Summary and Contributions: This paper proposes a slot attention mechanism to learn object-centric representations from perceptual input. The attention mechanism can be introduced on top of CNN features to get the slot representations. The slot representations kindly group the separate objects that may facilitate object discovery, set predication, segmentation, etc. Experimental results shows competitive results on unsupervised object discovery and supervised property prediction tasks. ------------------------------------------------------------ Updates: The rebuttal addresses my concerns and I recommend to accept this work.
Strengths: + The object centric problem is important and the proposed idea is quite interesting. + Systematical experimental demonstration. + The writing is good.
Weaknesses: - The proposed methods are only conducted in simple datasets captured in well-controlled environment. This may limit the application of the proposed methods. It's interesting to see the proposed methods' validity on real images. - Experimental results on object discovery are marginally superior to prior arts. For example, on CLEVR6, only 0.x% improvements exist compared to IODINE. I also notice that "learning rate warmup and an exponential decay schedule in the learning rate are used" where IODINE did not use. It's questionable that with the same tricks and polices, which method is better. - Miss descriptions about how to use slot representations to visualize the whole segmentation mask. - In line 231, the statement is a little bit overclaimed that "on CLEVR6, we can use a batch size of up to 64 on a single V100 GPU as opposed to 4 in IODINE." IODINE uses a 12GB GPU but this paper uses a single V100. The V100's memory ranges from 16Gb to 32GB. Without the same memory cost, it's unfair to compare the batch size of two methods.
Relation to Prior Work: Yes
Additional Feedback: Although lack experiments on natural images, I think this paper is also valuable to current object discovery and set predication community, and may inspire several applications and improvement.
Summary and Contributions: The paper introduces Slot Attention Networks, which are a new class of neural network which act as conduit between low-level perceptual input and high-level, object-like set structured representations. The module learns to iteratively cluster input features into groups which can be thought of as objects. The output is permutation invariant, any object can appear in any slot, which is enabled by choosing initial object states randomly on each run. ------------------------------------------------------------ Updater after rebuttal: Author feedback was reasonable, recommend acceptance.
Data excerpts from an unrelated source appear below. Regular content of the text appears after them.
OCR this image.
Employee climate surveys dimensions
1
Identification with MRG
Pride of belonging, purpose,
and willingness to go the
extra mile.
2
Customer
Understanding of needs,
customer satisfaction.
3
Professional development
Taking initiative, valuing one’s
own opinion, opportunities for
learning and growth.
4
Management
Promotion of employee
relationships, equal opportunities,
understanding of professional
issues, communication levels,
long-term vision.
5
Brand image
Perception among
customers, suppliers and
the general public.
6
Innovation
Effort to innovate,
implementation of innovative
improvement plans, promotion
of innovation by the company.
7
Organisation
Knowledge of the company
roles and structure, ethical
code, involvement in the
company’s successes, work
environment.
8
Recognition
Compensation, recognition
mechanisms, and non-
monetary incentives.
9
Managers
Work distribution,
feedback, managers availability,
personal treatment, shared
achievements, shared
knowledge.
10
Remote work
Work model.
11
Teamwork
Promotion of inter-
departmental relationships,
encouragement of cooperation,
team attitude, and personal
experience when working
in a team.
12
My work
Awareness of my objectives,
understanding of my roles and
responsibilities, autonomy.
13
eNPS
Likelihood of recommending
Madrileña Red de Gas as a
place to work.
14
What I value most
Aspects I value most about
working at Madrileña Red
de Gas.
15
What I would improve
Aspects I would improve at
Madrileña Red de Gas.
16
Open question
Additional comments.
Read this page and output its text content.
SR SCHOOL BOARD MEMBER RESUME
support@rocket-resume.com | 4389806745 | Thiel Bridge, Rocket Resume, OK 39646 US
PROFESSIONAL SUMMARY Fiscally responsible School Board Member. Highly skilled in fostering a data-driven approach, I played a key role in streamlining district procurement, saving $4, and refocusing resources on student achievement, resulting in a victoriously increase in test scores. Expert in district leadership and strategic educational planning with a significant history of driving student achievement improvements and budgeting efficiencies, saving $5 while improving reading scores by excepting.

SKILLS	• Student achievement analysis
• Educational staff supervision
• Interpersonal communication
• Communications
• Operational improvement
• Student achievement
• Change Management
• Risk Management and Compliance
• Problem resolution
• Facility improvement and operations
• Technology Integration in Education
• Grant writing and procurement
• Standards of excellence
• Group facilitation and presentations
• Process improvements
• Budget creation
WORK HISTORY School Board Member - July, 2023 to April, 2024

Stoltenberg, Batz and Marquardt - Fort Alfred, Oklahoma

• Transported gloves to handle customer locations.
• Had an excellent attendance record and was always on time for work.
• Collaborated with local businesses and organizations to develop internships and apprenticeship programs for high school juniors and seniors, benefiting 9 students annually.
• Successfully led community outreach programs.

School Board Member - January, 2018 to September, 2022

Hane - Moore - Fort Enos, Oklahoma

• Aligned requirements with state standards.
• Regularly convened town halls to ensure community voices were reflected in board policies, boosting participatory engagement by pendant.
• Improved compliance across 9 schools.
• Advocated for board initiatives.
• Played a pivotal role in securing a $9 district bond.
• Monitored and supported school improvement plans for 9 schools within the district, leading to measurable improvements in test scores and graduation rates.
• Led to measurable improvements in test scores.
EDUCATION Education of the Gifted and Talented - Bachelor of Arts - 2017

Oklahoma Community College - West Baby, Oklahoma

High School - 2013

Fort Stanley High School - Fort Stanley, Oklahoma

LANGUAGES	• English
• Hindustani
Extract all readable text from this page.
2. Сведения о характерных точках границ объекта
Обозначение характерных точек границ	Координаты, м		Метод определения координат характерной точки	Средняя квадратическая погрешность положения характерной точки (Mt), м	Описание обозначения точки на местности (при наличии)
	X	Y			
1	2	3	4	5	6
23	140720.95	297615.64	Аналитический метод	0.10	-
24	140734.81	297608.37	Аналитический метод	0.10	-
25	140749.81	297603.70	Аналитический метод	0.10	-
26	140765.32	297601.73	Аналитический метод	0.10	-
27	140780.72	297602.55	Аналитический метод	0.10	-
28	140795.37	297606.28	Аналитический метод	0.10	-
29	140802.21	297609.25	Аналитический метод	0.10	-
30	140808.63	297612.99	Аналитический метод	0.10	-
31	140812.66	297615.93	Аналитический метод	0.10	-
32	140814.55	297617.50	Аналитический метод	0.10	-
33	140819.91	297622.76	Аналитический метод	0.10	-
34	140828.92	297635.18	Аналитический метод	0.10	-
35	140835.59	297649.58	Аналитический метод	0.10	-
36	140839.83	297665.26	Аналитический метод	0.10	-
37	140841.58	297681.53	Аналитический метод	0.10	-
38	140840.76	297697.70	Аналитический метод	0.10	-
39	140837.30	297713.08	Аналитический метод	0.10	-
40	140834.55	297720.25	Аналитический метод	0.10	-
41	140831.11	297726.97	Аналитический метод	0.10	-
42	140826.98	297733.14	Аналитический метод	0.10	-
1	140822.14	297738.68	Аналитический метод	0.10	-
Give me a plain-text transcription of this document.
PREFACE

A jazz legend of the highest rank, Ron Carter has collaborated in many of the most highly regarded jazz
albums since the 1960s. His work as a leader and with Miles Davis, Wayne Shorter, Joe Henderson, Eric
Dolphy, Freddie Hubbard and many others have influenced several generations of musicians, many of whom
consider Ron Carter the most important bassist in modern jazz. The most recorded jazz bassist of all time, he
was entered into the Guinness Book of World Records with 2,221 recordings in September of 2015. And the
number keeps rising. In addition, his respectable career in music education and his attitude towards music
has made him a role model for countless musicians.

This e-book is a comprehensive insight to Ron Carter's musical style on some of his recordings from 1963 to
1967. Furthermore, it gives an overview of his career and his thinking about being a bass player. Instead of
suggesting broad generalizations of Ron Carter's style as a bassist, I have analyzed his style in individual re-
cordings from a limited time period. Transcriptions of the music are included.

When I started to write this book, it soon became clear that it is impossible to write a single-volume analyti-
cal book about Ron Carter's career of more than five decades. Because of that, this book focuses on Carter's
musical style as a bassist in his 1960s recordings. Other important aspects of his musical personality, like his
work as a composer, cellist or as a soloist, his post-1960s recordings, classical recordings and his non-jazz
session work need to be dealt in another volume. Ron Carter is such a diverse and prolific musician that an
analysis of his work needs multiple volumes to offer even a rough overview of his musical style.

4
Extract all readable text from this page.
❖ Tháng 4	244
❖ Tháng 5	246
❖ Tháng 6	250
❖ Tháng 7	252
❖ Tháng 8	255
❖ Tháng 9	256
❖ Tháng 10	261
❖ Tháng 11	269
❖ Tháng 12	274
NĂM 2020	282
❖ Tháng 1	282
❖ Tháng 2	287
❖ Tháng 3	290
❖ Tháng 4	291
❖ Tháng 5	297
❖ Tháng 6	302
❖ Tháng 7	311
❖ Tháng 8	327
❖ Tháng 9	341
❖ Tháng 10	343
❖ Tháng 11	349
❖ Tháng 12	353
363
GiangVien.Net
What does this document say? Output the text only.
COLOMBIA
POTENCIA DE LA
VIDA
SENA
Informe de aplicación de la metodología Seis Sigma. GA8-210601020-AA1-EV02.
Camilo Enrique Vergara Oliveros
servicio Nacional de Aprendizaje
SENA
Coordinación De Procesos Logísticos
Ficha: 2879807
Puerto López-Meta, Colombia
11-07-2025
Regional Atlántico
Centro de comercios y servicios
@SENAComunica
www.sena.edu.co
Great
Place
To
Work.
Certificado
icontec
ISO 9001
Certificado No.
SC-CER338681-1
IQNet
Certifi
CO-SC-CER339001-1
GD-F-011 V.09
Strengths: Method is easy to understand, which is appealing, especially compared to a lot of the work in this area. Seems to cut through past work like MONET and IODINE and simplify it quite a bit, which I think is an important contribution. Empirical evaluation seems relatively thorough. Insights of attention normalized over slots (for each input feature) and random slot initializations for permtuation invariance are quite interesting.
Weaknesses: Would be interesting to compare against Soft K-Means, to see if the improvements over Soft K-Means made in your model make a different. I imagine they would, but it'd be satisfying to see. Also, would like to see a dataset with more complicated backgrounds, even e.g. Rooms from the GQN datasets. And even real-world datasets, as done in IODINE. As far I could see there were no examples shown of objects of the same color adjacent to one one another, how does the model fair in such as case? The grayscale example sort of gets at this, but i'd be more interested to see a case where all objects were same color and same material, to see if network is able to segment base on *shape cues only*.
Relation to Prior Work: Yes.
Additional Feedback: * No mention is made of plans to release code, please release code. * For Hungarian algorithm, what was used as matching distance?